Napisane przez: pirath | 19 grudnia 2011

Caron – L’Anarchiste, czyli cytrynowa herbatka z miodem…


Trudno skupić mi się na pisaniu, bo jestem rozdrażniony… gdzieś daleko za oknem, na parkingu CH Ozimska od dłuższej chwili „produkuje sięPiasek… i nijak nie mogę zagłuszyć jego „wybitnej twórczości” – wdzierającej się pulsującym basem, poprzez zamknięte okna mieszkania… diabelne centrum… raz, że zakłócają ludziom spokój, a po drugie ranią im uszy… idę sobie zrobić mocnego drinka i spróbuję ich zagłuszyć składanką Britney Spears… 8)

Kolejny zapach Caron… wysoce intrygująca nazwa, zaskakująco minimalistyczny wykaz nut… a na koniec miedziane opakowanie, które jawi mi się jako przewrotna metafora płyty nagrobkowej (albo piersiówki)… czym zatem jest Caron L’Anarchiste z 2000 roku, autorstwa Richarda Frayssea?
Czyżby „grobowe” opakowanie i nazwa kompozycji zwiastują śmierć, albo upadek pewnych wartości? umowny „pogrzeb” klasycznych męskich kompozycji?

Co tym razem wyczarował nadworny perfumiarz domu Caron? niewątpliwie w pierwszych sekundach zapach trzyma się kurczowo klasycznych kanonów męskiej toalety… skład nieskomplikowany, przewidywalny jak reakcja Koreańczyków na śmierć kolejnego Kima i nie wróży zmian – podobnie jak zmiana warty w ojczyźnie „Ukochanego Przywódcy„… ok sorry za politykę…

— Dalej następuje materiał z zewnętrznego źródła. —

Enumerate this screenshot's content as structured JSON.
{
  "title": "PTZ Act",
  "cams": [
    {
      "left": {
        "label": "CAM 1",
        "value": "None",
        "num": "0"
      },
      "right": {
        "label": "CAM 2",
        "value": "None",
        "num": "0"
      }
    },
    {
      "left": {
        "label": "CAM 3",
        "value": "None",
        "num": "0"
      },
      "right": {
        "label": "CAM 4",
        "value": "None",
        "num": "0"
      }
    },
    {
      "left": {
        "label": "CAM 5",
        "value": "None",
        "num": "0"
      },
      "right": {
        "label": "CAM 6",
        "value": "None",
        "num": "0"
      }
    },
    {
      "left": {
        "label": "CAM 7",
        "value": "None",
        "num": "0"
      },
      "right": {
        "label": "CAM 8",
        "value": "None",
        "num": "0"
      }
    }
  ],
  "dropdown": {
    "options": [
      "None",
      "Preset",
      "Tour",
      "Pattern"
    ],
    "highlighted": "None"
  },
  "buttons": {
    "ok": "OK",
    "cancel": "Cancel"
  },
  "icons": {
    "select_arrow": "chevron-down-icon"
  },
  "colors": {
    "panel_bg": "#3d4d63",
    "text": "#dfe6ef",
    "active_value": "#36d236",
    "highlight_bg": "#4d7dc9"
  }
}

Wąchając początek L’Anarchiste miałem ochotę ziewać… intensywne cytrusy i słodycz lawendy…. łaaaaał nieprawdopodobne! zieeeew… ale zaraz, zaraz… w temacie cytrusów prym wiedzie całkiem udana nuta tartej skórki cytrynowej, a zamiast oklepanej jak różaniec lawendy – czuję kwiat pomarańczy… to upojna słodycz kwiatu pomarańczy tak zręcznie emuluje królową rasowych męskich kompozycji – lawendę… na tym rewelacje się nie kończą… w otwarciu gości też delikatna nutka mięty… to właśnie mięta rozświetla konserwatywne otwarcie Anarchisty

Po kilkunastu minutach w zapachu pojawia się coś korzennego… coś jakby goździki? cynamon? tarty imbir? ten delikatny meander, pokrywa się z wybrzmiewającą na finiszu nutą kwiatu pomarańczy… a wrażenie jest podobne do obecności w pomieszczeniu niemal wyschniętej pomarańczy nafaszerowanej na święta goździkami… coś mi się wydaje, że nie dysponuję kompletnym składem tej kompozycji… przysiągłbym, że w głębokim sercu pojawia się też nuta miodu

Zaskakująca kompozycja… kpi z własnego wykazu nut… ma gdzieś tradycyjne zestawienia składników… tylko patrzeć, jak chwyci za kosz na śmieci i ciśnie nim w jakąś wystawę sklepową, krzycząc anarchia!…
ale najzabawniejsze jest to, że pomimo tego zapach naprawdę pachnie jak klasyczna męska kompozycja… co prawda nie jest tak ostry i oschły, ale wciąż czuć w nim lata 50-te… zupełnie jakby ktoś postanowił się zbuntować i podążając własną ścieżką udowodnił, że można osiągnąć to samo, robiąc wszystko inaczej…
i udało mu się, choć nie do końca…

Wąchając Anarchistę mam wrażenie, że czuję gorącą herbatę z cytryną, obficie posłodzoną miodem lipowym… jest to bardzo przyjemne wrażenie… utrzymuje się przez kila godzin, aż zapach wytraci do cna słodycz miodowej poświaty i woń olejków cytrynowej skórki… i wtedy zaczyna się najmniej interesująca – niemal niema baza… piszę niema, bo naprawdę niewiele się tutaj dzieje… czuć jedynie odległe echo serca kompozycji, ale samotne i wyblakłe… śladów piżma nie odkryłem, a szkoda bo wypadałoby czymś zakończyć tę kompozycję… no chyba, że Anarchista znów się zbuntował…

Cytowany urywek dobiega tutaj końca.